For me, the NCAA men’s and women’s basketball tournaments embody the spirit of hope. But actually, after decades of research, psychologists have learned that hope comes in two very different varieties. The first kind of hope is vague emotional hope. It’s fleeting – like the feeling we get when we filled out our brackets or watched that first game. This hope, quite frankly, is for an outcome that we have absolutely no personal control over. People with first-round busted brackets learned that feeling well!
The second kind of hope is practical hope. This is the hope we saw on those young athletes’ faces and it is something powerful. In fact, practical hope is an accurate predictor of academic performance and even predicts differences in athletic performance that cannot be explained by natural ability. Whether the players were competing because they had a high national seed or played as a 16th seed, they came out on the court with fervor. They hold practical hope, rooted in the combination of two mindsets: a belief a path exists to a goal and a belief they can do it.

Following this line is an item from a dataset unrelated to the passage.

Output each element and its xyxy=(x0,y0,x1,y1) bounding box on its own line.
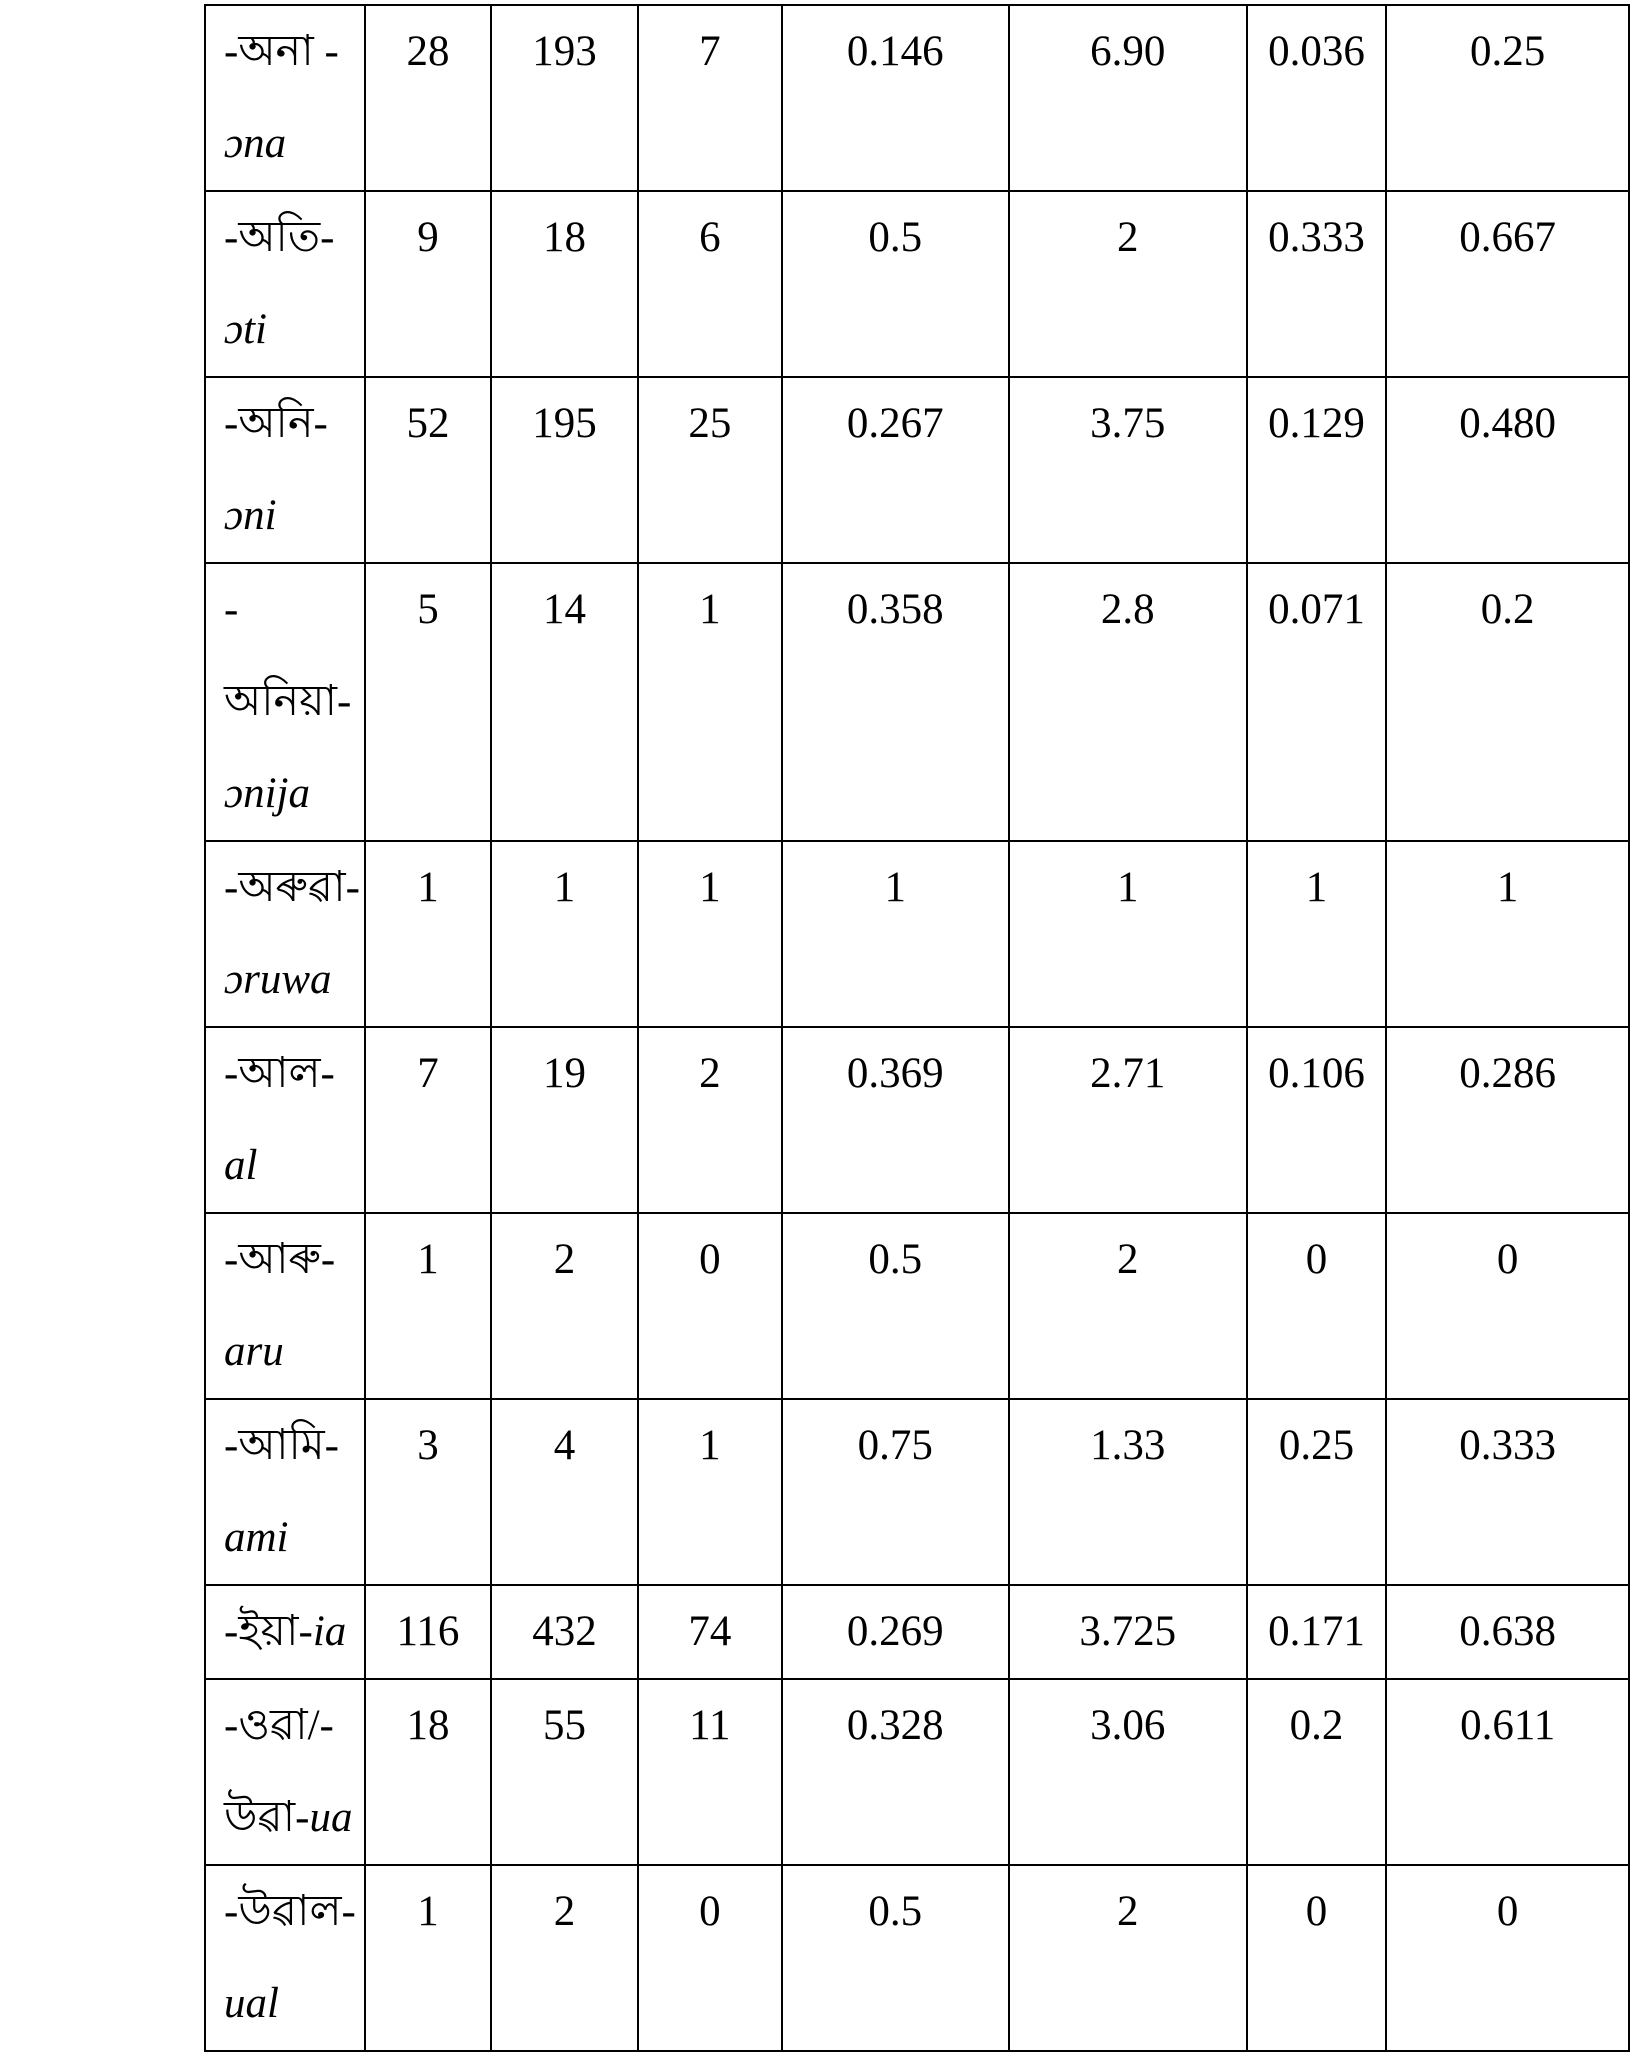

It’s the same kind of hope our JA volunteers instill in JA students. We know from data that students who participate in high school JA programs reveal differences in their optimism about achieving future success. We know JA students feel more personally in control of their destiny. That’s the kind of hope that animates hearts and inspires action.
Luther sang those heart string pulling lyrics, “One shining moment, you reached for the sky. One shining moment, you reached deep inside. One shining moment, you were willing to try.” And, yep, I hummed along knowing that this next generation of students will have many shining moments as they reach for the sky, reach deep inside and are willing to try.